Käpsli-Attacke von Kind auf Fasnächtler: «Neue Dimension»
Ein Kind feuerte eine Käpslipistole direkt neben dem Ohr eines Guggenmusikers ab. Ein Gewaltexperte spricht von einer massiven Grenzüberschreitung.

Das Wichtigste in Kürze
- Ein Kind hielt einem Guggenmusiker eine Käpslipistole unter die Maske und drückte ab.
- Der Musiker erlitt kurzzeitig einen Hörverlust.
- Experten sehen eine ernste Grenzüberschreitung und betonen die Bedeutung der Erziehung.
Schreckmoment für die Gugge Chrumm Durm Sumpf Chroniker in Solothurn: Während des Sonntagsumzugs erlitt ihr Sousafonspieler einen Hörverlust, als ein Kind ihm eine Käpslipistole unter die Maske hielt und abdrückte.
Auf einen Schlag habe sein Kollege nichts mehr gehört, sagte Gugge-Präsident Thomas Wirth der «Solothurner Zeitung».
Zwar überlegte man kurz, die Notfallstation aufzusuchen, doch der Musiker erholte sich rasch – ein unangenehmes Pfeifen im Ohr blieb.
«Neue Dimension»
Trotz des Vorfalls spielte er bereits am nächsten Tag wieder mit. «Wir haben Glück gehabt», sagt Wirth und fügt scherzhaft hinzu: «Die Fasnachtsgötter sind mit uns.»
Eine Anzeige wird der Musiker nicht erstatten.
Wirth hat in seiner Fasnachtskarriere noch keinen solchen Vorfall erlebt. «Das ist leider eine neue Dimension», sagt er.
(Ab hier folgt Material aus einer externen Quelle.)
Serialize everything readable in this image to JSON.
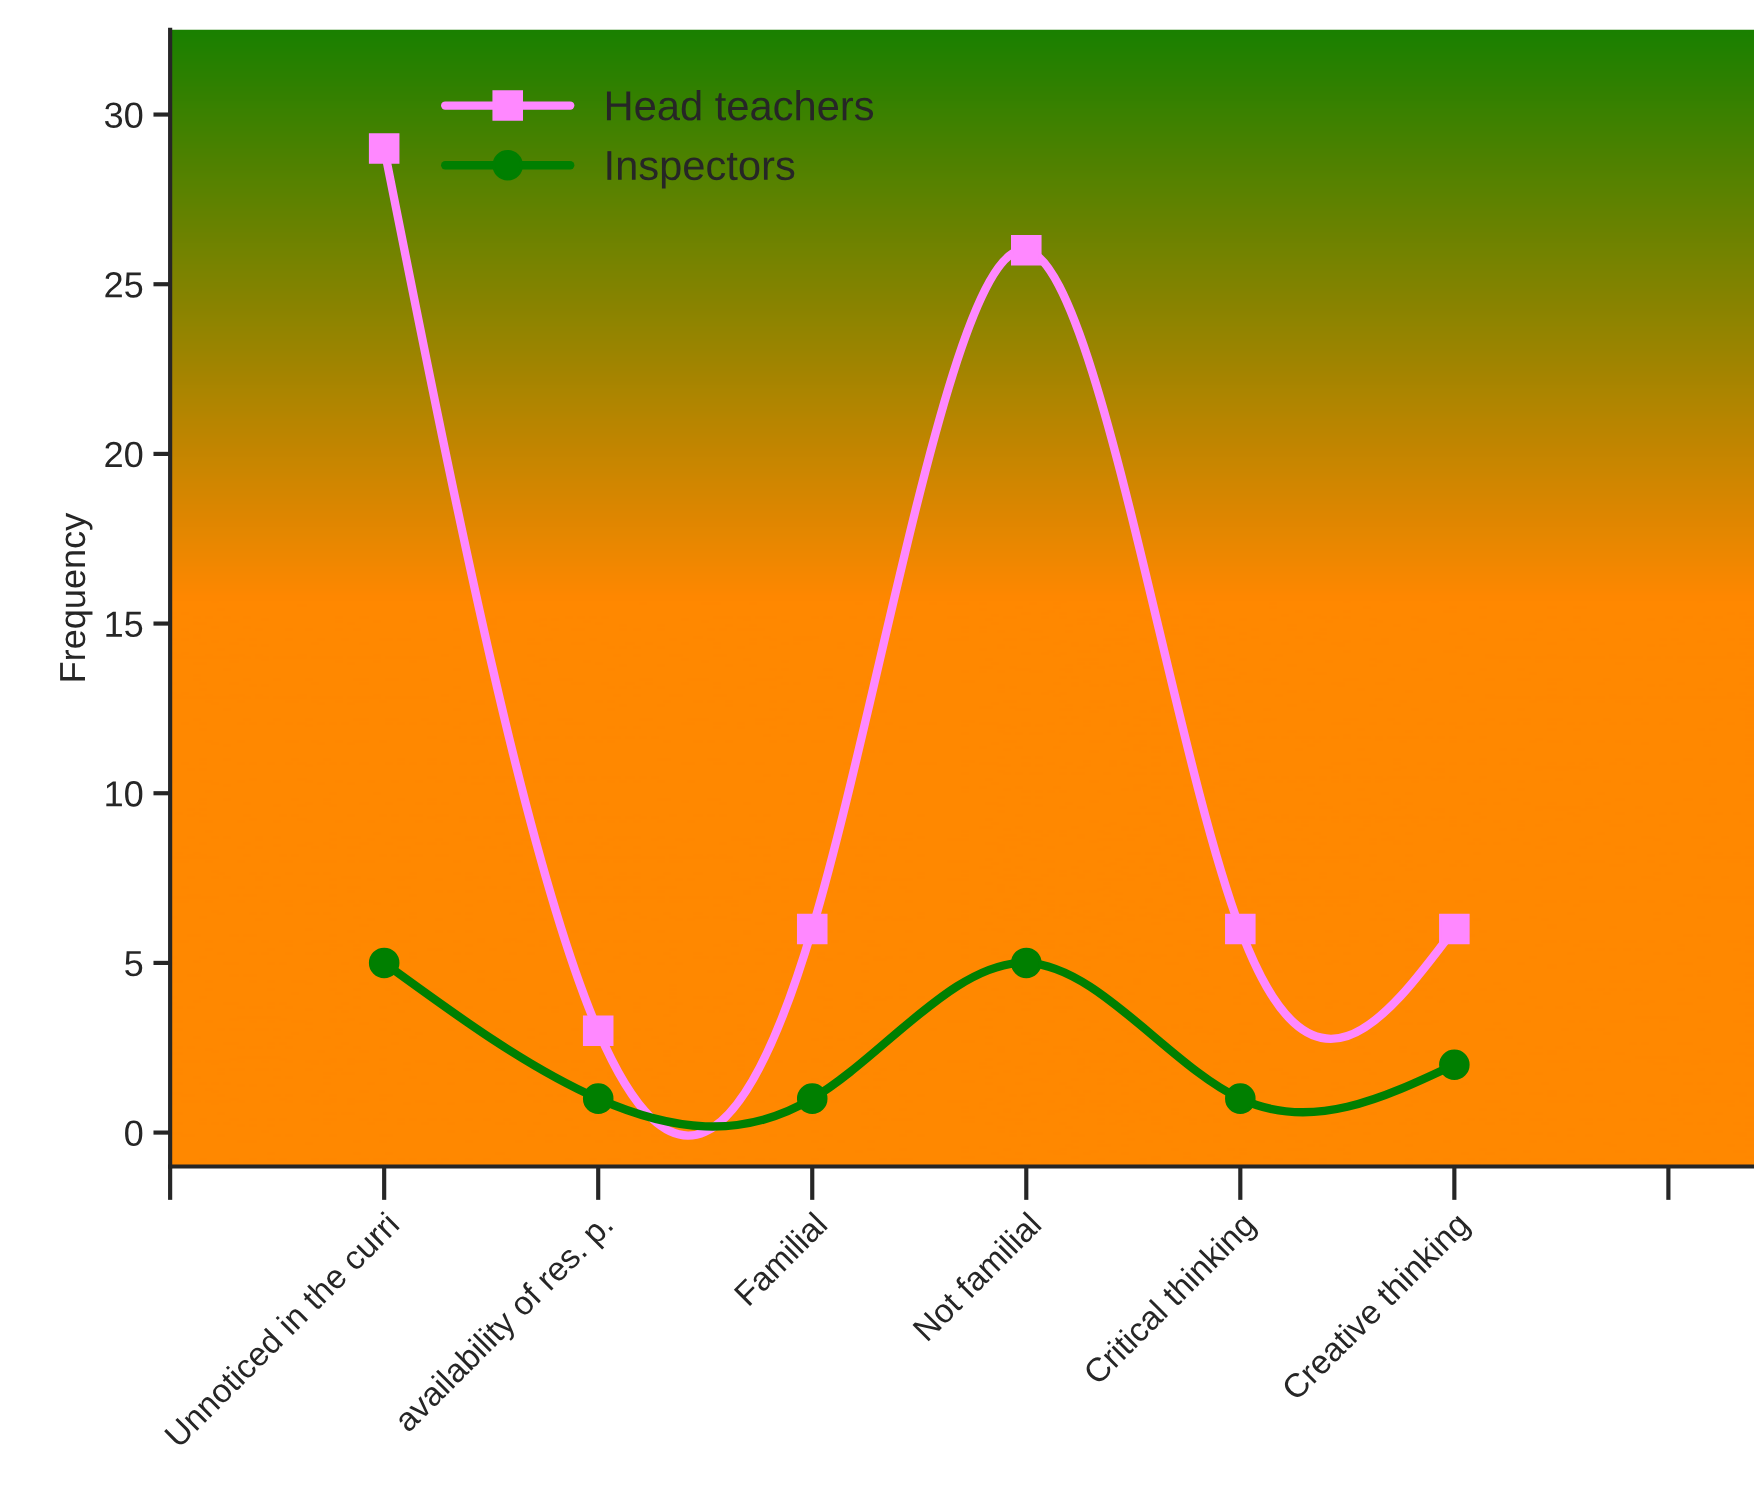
{
  "chart_data": {
    "type": "line",
    "ylabel": "Frequency",
    "categories": [
      "Unnoticed in the curri",
      "availability of res. p.",
      "Familial",
      "Not familial",
      "Critical thinking",
      "Creative thinking"
    ],
    "series": [
      {
        "name": "Head teachers",
        "color": "#ff88ff",
        "marker": "square",
        "values": [
          29,
          3,
          6,
          26,
          6,
          6
        ]
      },
      {
        "name": "Inspectors",
        "color": "#007f00",
        "marker": "circle",
        "values": [
          5,
          1,
          1,
          5,
          1,
          2
        ]
      }
    ],
    "ylim": [
      -1,
      32.5
    ],
    "yticks": [
      0,
      5,
      10,
      15,
      20,
      25,
      30
    ],
    "legend": "top left",
    "grid": false,
    "line_style": "solid"
  }
}
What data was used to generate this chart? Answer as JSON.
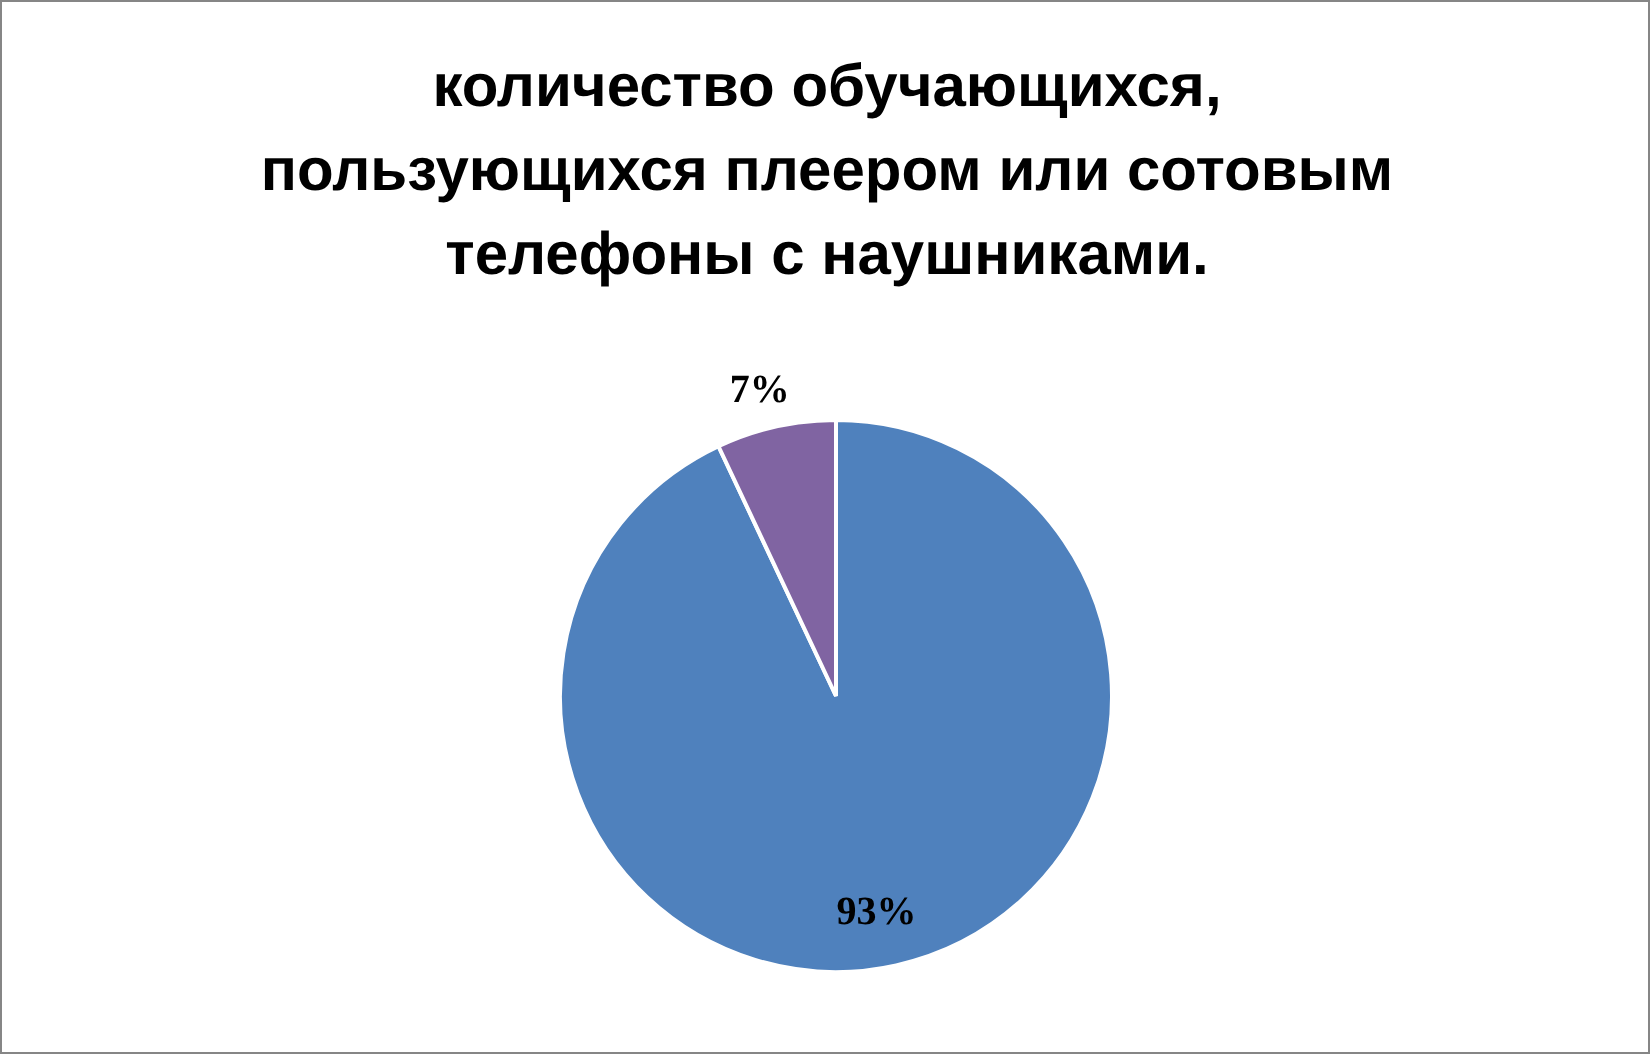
{
  "chart_data": {
    "type": "pie",
    "title": "количество обучающихся, пользующихся плеером или сотовым телефоны с наушниками.",
    "categories": [
      null,
      null
    ],
    "values": [
      93,
      7
    ],
    "colors": [
      "#4f81bd",
      "#8064a2"
    ],
    "value_labels": [
      "93%",
      "7%"
    ]
  }
}
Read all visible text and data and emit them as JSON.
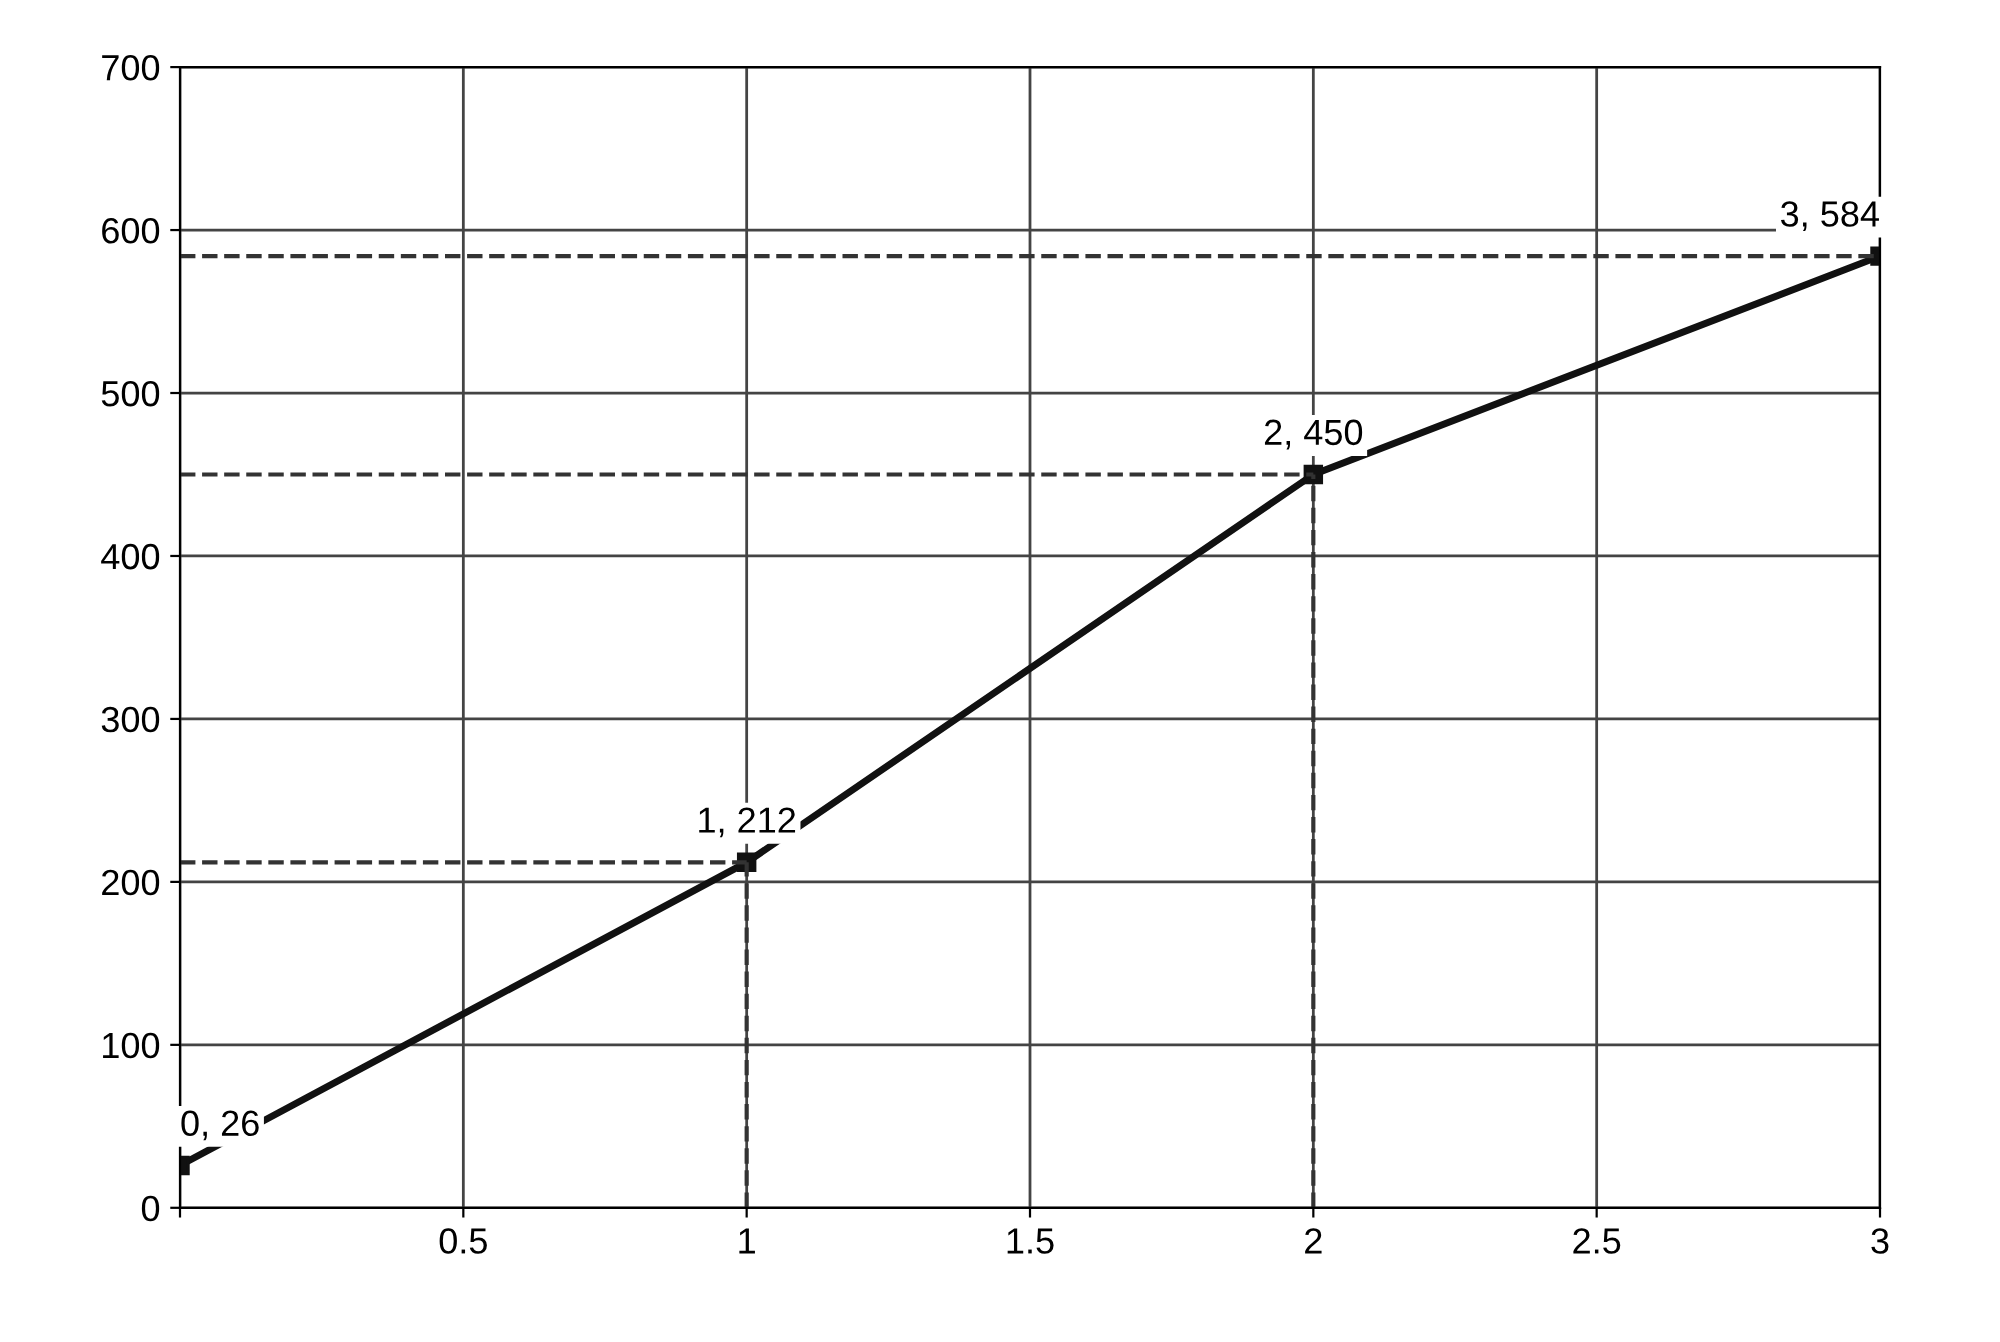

Die Hemmschwelle sei niedriger geworden, immer mehr Leute würden auf der Umzugsstrecke gehen oder stehen.
«Zu wenig Grenzen aufgezeigt»
Gegenüber Nau.ch spricht Gewaltberater François Burri von einer «massiven Grenzüberschreitung», die man keineswegs verharmlosen dürfe.
«Klar, der Geschädigte hat ‹nur› ein Ohrensäuseln erlitten. Aber wenns ein Tinnitus ist, bleibt dieser Ton über Jahre hinweg im Ohr.»
Zudem schliesst Burri nicht aus, dass sich der Vorfall traumatisch auf den Guggenmusiker auswirkt: «Wenn mir jemand aus Spass so nahe kommt und neben meinem Ohr eine Pistole abfeuert, kann das auch etwas sehr Beunruhigendes haben.»
Doch warum tut ein Kind so etwas? «Es hat sicher nicht gewusst, was es tut – hoffe ich zumindest», sagt Burri.
«Ich kann mir vorstellen, dass ihm zu Hause zu wenig Grenzen aufgezeigt wurden.» Denkbar sei auch, dass das Kind zu wenig Aufmerksamkeit erhalte.
«Kinder kennen mögliche Konsequenzen nicht»
Auch Fabian Ilg, Geschäftsleiter der Schweizerischen Kriminalprävention (SKPPSC), hält fest: «Kinder testen Grenzen aus und kennen mögliche Konsequenzen nicht.»
Zwar könnten die Dynamik eines lauten Anlasses sowie Videospiele oder Gewaltdarstellungen auf Social Media das Verhalten eines Kindes durchaus beeinflussen.
Viel wichtiger seien aber die Erziehung und die soziale Umgebung. «Und dass Kindern frühzeitig Empathie und Verantwortungsbewusstsein vermittelt werden», so Ilg.
In diesem Zusammenhang seien Eltern gefordert, «Kindern zu lehren, zwischen Spiel und gefährlichem Verhalten zu unterscheiden».